Titan lost some lustre in Q4 as profit fell over 14 per cent with sales declining 1.5 per cent. While the jewellery strike has hurt the industry hard, expectations are Akshaya Tritiya may set the ball rolling on sales.
Speaking to Bloomberg TV India , Titan Managing Director Bhaskar Bhat says consumer sentiments were dampened after the lowering of the PAN card limit, while sales suffered due to closure during jewellers’ strike. However, the company is targeting 15-20-per cent growth in the jewellery business in FY17 with gold harvest and other initiatives, he said.
The jewellery as well as watches segments have seen a big cut in terms of the profitability. Obviously, there is regulatory as well as the strike concerns as far as the jewellery business is concerned. Can you take us through the key highlights of FY16 Q4?
The fourth quarter has been disappointing and the reasons are many. The continuing reasons are of course the consumer sentiment and certain environmental pressure on consumers not spending sufficiently. And the larger reason during the quarter was the PAN card limit being brought down but that is settling down — it impacted sales in jewellery in the early part of the quarter. But last month (March), we were impacted by the continuing closures of Tanishq and Gold Plus stores on account of strike in the jewellery industry. So, that was a real loss of sales and it continued in April as well. Overall, the year has been disappointing. The combination of factors are: the first eight months there was no golden harvest in jewellery, so that was a real drop; then the regulatory impact of the PAN card and thereafter the strike. In watches, weak consumer sentiment was leading to weak growth and our inability to compress our cost as well as certain absence of products below ₹2,000 in brand Titan. We have grown, however, quite well in the watches in the higher price segment. So, that is the direction in which we are headed — the premiumisation journey that we had started. All new products have done well. Network expansion has gone well. Eyewear continues to do well. We have had both same-store growth as well as overall growth in that business. And we are looking for aggressive expansion in that segment. In the current year, the jewellery will continue to grow top line as well as the network. Eyewear will aggressively grow network. And watches are in a correction phase in terms of the fixed cost especially as well as in the innovation of smart watches and new product innovation at higher price. Overall, we see a good year, but we are cautiously optimistic.

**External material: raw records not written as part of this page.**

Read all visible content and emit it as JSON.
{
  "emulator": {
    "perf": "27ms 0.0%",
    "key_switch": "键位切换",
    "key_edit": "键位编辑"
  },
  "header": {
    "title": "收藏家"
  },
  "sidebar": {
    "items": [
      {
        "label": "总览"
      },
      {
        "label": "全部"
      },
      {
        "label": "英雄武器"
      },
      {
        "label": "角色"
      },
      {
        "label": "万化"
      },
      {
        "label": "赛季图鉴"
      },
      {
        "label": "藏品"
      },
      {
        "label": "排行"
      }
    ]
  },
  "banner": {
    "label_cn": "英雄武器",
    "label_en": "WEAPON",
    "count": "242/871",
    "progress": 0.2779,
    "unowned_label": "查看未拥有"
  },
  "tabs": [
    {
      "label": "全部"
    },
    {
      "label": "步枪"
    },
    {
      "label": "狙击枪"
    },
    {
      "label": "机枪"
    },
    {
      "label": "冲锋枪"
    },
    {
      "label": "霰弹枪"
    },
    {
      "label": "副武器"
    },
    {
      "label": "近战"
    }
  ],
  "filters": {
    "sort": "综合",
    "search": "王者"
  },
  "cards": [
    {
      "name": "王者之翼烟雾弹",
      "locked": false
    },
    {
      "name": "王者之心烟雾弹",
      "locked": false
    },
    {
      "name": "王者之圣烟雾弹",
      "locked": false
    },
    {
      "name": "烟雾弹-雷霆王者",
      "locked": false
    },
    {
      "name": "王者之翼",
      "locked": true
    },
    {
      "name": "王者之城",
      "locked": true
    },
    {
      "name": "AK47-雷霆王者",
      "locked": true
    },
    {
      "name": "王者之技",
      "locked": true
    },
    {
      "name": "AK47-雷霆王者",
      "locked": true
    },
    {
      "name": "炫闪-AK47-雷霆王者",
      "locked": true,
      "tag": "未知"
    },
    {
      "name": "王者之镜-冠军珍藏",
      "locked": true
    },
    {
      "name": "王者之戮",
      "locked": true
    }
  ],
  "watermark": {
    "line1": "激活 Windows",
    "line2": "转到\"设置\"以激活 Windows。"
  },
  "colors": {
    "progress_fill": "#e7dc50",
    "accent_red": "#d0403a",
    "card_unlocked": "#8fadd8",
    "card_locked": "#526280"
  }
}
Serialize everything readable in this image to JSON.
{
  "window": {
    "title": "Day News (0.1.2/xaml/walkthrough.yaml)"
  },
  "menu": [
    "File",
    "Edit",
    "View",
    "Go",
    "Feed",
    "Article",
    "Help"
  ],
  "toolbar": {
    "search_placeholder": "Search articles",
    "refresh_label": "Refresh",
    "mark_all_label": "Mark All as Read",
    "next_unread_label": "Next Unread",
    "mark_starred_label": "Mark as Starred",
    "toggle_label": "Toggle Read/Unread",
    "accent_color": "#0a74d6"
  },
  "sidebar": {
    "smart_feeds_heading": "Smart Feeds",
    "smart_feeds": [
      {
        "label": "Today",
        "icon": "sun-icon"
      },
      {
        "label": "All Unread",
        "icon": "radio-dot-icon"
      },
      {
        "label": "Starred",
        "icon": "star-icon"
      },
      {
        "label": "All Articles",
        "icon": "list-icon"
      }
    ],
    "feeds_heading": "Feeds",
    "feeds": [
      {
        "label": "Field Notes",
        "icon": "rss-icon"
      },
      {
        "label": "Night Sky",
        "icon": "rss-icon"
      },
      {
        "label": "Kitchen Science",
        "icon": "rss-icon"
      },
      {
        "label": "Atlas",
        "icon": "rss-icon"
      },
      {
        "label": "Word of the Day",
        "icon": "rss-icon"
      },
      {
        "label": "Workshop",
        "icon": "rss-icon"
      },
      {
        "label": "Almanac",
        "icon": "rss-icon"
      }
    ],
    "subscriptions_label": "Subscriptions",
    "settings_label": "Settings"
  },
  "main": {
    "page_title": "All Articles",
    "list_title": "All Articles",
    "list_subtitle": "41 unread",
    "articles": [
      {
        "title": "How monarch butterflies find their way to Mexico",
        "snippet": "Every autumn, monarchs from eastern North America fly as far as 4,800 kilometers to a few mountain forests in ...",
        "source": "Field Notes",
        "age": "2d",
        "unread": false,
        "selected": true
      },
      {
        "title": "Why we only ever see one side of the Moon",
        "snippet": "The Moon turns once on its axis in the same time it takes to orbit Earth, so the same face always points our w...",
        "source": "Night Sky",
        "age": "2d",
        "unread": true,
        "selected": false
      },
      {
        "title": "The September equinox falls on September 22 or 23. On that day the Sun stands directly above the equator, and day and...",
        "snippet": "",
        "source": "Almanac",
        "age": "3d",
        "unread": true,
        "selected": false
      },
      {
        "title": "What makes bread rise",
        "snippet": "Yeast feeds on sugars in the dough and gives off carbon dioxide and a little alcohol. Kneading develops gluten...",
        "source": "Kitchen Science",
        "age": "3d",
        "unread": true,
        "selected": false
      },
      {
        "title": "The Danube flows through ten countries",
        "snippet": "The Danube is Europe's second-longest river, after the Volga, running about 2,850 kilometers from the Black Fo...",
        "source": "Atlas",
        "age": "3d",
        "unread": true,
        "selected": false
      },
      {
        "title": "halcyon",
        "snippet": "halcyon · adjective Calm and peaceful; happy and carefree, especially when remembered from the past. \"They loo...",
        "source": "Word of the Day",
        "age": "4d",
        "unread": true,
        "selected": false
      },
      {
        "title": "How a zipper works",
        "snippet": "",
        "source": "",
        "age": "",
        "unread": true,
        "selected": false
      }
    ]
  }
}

The gold harvest scheme was absent for eight months. Now you’re back in it. What kind of growth are you looking at?
We are targeting about 15-20-per cent growth in the jewellery business because of three things. One is what we see the market to be in the current year — the initiatives that we have undertaken in wedding segment as well as the new product introductions. We have had great success last year. More importantly, the gold harvest scheme is available all through the 12 months.
You slashed making charges in the initial part of the last year. Has the impact of that completely waned? And if not, by when will it wane? Will you revive the earlier making-charge rates?
No. The cut was strategic and it continues. We were non-competitive at certain price points, especially the entry price points, and because of that we were keeping consumers away. But with the cut we introduced in March 2015 and continued since then, it has brought back our customers. So, there is no reversal of that. In fact, if anything, thanks to introduction at plain gold jewellery products at higher making charges like Divyam, which is the wedding collection, we have even seen improvement in margins despite taking the cut.